The Northwest Indiana community had a chance to hear developers’ answers to previously submitted questions about a potential artificial intelligence data center near Lowell, including about water usage, traffic and noise levels.
Representatives from Sentinel Data Centers, a New York-based company, participated in a Thursday night town hall at Lowell High School.

“These are tricky conversations,” said Josh Rabine, CEO of Sentinel Data Centers. “We’re going to try our best to address these as honestly as we can.”
Rabine participated in the town hall, along with Nicholas Marzorati, vice president of engineering for Sentinel Data Centers; consultant Mark Paul; legal counsel David Westland from Westland and Bennett law firm; Paul Higginbotham, deputy assistant commissioner in the Indiana Department of Environmental Management’s Office of Water Quality; Heather Ennis, president and CEO of the Northwest Indiana Forum; and Matt Reardon, founding partner at MCR Partners.
Rabine gave a presentation about the meeting before the town hall portion Thursday. Questions and comments were required to be submitted online before the meeting Thursday, and Lake County Councilman Randy Niemeyer, R-7th, read out the submitted questions to the panelists.
Sentinel Data Centers proposed to build Project Shirley — the proposed data center — on 160 acres of land in Eagle Creek Township, about six miles away from Lowell High School. If approved, the data center will be on the south side of Indiana 2 and east of Clay Street.

Project Shirley officials plan to apply for special exceptions to county rules on water usage and noise levels, according to the data center website. Project leaders don’t plan to file for a tax abatement, but that could change, according to Post-Tribune archives.
The Lake County Plan Commission would have to approve a rezone from A1 agriculture to M1 light industrial to build the project.
“Tonight is not the finish line — we’re in the middle of this,” said Randy Niemeyer, who emceed the town hall. “This is the time where we’re going to work to make sure that we apply good policy to whatever decisions are made.”
Rabine told attendees Thursday night that the data center is expected to bring a $5 billion investment to Lake County, create more than 2,500 construction jobs and more than 250 on-site jobs.

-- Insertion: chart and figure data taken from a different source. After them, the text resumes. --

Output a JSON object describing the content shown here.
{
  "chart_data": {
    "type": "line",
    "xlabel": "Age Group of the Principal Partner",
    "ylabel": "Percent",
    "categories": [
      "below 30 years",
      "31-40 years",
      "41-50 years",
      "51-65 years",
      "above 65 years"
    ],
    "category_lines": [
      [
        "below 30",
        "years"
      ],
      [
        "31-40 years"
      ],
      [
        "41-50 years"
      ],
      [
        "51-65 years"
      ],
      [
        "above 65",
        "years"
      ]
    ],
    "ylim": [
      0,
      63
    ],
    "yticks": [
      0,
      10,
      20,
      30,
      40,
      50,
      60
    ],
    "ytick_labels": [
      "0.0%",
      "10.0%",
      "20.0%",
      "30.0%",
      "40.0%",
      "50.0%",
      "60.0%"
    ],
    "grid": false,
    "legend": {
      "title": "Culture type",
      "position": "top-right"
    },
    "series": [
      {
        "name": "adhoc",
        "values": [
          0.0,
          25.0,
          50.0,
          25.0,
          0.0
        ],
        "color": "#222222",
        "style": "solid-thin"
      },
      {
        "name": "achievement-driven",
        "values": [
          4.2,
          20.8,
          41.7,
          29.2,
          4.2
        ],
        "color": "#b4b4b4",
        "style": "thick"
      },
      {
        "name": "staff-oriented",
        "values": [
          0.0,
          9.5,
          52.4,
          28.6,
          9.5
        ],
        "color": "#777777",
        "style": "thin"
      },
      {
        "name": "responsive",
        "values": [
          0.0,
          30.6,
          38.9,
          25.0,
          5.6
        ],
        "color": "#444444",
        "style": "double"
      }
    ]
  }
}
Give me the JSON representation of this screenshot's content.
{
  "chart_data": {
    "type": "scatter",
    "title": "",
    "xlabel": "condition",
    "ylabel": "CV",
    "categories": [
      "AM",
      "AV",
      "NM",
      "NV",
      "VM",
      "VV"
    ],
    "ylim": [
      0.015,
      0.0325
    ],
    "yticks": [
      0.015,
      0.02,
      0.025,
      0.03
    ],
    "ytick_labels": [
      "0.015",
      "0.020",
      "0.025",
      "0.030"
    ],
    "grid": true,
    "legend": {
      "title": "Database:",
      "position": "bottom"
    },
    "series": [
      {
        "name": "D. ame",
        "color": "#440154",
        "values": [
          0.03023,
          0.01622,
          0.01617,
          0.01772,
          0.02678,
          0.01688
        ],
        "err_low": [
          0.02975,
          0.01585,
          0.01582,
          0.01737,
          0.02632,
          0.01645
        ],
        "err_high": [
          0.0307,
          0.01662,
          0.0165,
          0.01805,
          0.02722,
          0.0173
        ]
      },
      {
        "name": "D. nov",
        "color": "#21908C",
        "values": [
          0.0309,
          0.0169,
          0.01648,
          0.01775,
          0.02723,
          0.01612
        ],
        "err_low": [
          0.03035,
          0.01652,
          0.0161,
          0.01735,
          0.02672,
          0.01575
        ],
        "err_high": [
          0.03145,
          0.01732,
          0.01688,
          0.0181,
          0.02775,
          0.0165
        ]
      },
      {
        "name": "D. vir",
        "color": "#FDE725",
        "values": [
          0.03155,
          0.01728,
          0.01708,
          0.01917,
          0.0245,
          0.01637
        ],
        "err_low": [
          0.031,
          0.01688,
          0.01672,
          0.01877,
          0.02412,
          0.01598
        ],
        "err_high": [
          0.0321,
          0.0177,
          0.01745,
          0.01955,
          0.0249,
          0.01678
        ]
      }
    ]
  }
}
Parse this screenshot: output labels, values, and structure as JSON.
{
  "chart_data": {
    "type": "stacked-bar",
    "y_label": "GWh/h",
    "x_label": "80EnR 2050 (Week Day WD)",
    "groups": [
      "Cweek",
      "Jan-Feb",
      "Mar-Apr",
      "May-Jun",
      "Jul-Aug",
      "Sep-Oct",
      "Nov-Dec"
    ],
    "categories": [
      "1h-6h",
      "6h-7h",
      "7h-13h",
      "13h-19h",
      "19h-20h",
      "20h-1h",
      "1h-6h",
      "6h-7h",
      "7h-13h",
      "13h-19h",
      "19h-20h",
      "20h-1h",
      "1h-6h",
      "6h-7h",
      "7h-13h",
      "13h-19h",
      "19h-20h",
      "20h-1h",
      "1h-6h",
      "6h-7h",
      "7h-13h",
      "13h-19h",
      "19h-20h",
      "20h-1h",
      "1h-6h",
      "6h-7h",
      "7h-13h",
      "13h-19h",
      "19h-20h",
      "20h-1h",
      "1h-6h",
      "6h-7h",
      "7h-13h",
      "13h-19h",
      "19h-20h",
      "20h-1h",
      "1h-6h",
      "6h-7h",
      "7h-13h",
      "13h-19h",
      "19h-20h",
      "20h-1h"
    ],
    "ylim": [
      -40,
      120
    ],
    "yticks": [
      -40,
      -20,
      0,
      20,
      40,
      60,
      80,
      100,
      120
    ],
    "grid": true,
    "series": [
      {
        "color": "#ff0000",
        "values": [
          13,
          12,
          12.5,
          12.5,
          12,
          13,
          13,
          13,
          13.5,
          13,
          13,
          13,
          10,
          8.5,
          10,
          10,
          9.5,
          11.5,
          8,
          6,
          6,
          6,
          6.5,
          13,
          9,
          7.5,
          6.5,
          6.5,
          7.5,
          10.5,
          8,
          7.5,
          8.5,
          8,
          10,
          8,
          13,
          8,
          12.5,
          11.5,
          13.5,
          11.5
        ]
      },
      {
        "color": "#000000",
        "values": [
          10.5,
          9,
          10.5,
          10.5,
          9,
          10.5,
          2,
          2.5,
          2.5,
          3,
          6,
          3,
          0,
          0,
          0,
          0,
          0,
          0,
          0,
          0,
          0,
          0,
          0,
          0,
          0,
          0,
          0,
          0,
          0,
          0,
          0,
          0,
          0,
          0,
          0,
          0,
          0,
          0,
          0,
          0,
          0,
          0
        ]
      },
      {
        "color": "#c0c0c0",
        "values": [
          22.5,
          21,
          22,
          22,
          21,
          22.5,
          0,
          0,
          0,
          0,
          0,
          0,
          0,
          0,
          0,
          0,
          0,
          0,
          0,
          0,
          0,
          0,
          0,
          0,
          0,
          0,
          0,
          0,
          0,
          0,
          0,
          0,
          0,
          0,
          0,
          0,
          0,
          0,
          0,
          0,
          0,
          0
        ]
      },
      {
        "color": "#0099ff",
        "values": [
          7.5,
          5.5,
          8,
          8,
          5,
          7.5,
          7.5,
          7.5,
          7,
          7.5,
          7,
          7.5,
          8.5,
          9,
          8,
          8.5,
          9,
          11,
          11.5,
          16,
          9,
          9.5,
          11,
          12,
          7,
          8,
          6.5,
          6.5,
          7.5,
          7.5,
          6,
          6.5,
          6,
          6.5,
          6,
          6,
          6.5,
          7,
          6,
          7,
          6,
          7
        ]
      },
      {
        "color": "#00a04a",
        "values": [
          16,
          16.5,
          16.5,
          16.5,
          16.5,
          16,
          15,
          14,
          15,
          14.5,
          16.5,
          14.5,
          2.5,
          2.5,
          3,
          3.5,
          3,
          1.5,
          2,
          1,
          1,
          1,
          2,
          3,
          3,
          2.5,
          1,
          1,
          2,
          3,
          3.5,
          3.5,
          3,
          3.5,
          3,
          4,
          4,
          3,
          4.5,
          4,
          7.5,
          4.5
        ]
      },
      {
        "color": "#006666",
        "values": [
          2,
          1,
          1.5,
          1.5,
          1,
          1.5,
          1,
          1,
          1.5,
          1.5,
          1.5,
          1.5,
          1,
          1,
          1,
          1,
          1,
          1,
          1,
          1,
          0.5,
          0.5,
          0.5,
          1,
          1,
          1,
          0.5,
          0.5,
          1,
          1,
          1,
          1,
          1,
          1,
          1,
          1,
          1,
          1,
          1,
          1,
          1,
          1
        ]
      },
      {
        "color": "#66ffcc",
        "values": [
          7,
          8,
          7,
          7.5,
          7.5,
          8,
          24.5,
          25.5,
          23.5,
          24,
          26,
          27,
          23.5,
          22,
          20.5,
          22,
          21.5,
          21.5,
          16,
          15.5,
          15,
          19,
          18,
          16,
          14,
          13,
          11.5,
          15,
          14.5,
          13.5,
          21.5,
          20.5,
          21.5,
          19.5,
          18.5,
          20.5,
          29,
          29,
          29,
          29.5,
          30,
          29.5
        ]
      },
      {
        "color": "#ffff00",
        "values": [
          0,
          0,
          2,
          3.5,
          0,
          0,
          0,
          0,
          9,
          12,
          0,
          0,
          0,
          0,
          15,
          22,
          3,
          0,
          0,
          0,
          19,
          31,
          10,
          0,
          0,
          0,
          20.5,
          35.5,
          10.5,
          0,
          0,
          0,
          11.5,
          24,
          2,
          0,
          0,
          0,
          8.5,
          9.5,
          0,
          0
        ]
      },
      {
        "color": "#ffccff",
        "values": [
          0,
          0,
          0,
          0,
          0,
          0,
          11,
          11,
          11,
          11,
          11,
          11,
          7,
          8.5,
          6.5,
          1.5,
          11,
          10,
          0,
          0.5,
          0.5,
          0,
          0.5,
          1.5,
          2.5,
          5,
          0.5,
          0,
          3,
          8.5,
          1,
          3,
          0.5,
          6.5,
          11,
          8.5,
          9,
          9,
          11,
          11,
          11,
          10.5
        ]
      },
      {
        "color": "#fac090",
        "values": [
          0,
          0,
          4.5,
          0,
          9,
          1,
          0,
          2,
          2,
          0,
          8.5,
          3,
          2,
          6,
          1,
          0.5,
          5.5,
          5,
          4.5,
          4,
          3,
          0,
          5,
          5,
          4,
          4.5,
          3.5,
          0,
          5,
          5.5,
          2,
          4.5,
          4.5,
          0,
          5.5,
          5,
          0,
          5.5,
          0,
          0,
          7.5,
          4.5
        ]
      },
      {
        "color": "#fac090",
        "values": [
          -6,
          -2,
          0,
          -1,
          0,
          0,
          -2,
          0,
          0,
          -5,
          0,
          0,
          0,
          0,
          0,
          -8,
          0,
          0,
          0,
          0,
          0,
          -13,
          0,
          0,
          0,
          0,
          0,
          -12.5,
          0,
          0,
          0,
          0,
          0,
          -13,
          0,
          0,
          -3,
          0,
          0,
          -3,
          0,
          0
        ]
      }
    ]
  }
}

Developers expect that traffic will increase during data center construction, Rabine said, but it will “generate very little traffic when it’s up and running.”
Lake County has an ordinance that requires noise to not be above 55 decibels at the property, Rabine said, and the loudest parts of the data center will come from air cooled chillers and generators, which he claims will run only in a regional power outage. Rabine also claimed that the chillers will make a higher frequency noise, which he said dissipates quicker.
Marzorati said Thursday that a full environmental study and traffic impact analysis will be conducted before the data center’s construction. No development agreement has been proposed yet, but it will include water usage, later decommission rules and require an air permit.
Rabine also expects the facility to not use much water, he said Thursday, because the facility will use air cooled chillers, which he said is a “closed loop system.” Evaporative cooling is the system that uses more water and leads to water usage problems, Rabine said.

“(Air cooled chillers) cycle water through a single, large steel piping system,” he added. “That system uses zero water. On a daily basis, you’re consuming nothing, and you’re discharging nothing.”
Ennis said data centers will bring millions of tax dollars to the region, and she believes the community benefits will be rich.
“We’re at the gold rush of the data center industry right now, and we’re really seeing activity at a higher level than you’ve ever seen,” Ennis added. “This is not something that’s going to go on for the next 20 years.”
State Sen. Rick Niemeyer, R-Lowell, said Thursday that elected officials need to do their due diligence and ensure that unincorporated areas are protected when data centers come in.
“I’m not talking about cities or towns because they have their own plan commissions and councils,” Rick Niemeyer said. “We’re not trying to supersede local control … When we come to the unincorporated areas around the state, we need to do anything we can.”
Suzanne Jaworowski, Indiana’s secretary of energy and natural resources, attended Thursday’s meeting and said it’s best to look at these projects “with an open mind.” Rick Niemeyer and Jaworowski spoke before the presentation and town hall portion.
“Continue to come to these kinds of organizations, have your say, ask questions and do what you’re doing,” Jaworowski said. “But also be open to the fact that it’s important for the United States to be able to build our own AI infrastructure.”
Lisa Vallee, organizing director for Just Transition Northwest Indiana, previously said the potential Eagle Township project tells the same story as other projects nationwide.
“Lake County officials need to listen to the people and not hide behind inaccessible meetings controlled by the developer for a project that is already being rubber-stamped,” Vallee said in an email statement. “Community members have made it loud and clear: they don’t want another AI data center in their backyards!”
The Lake County Plan Commission is expected to have a public hearing for the project May 20. It’s likely the project will be heard by the plan commission at least four times, Lake County Council at least twice and the board of zoning appeals at least once.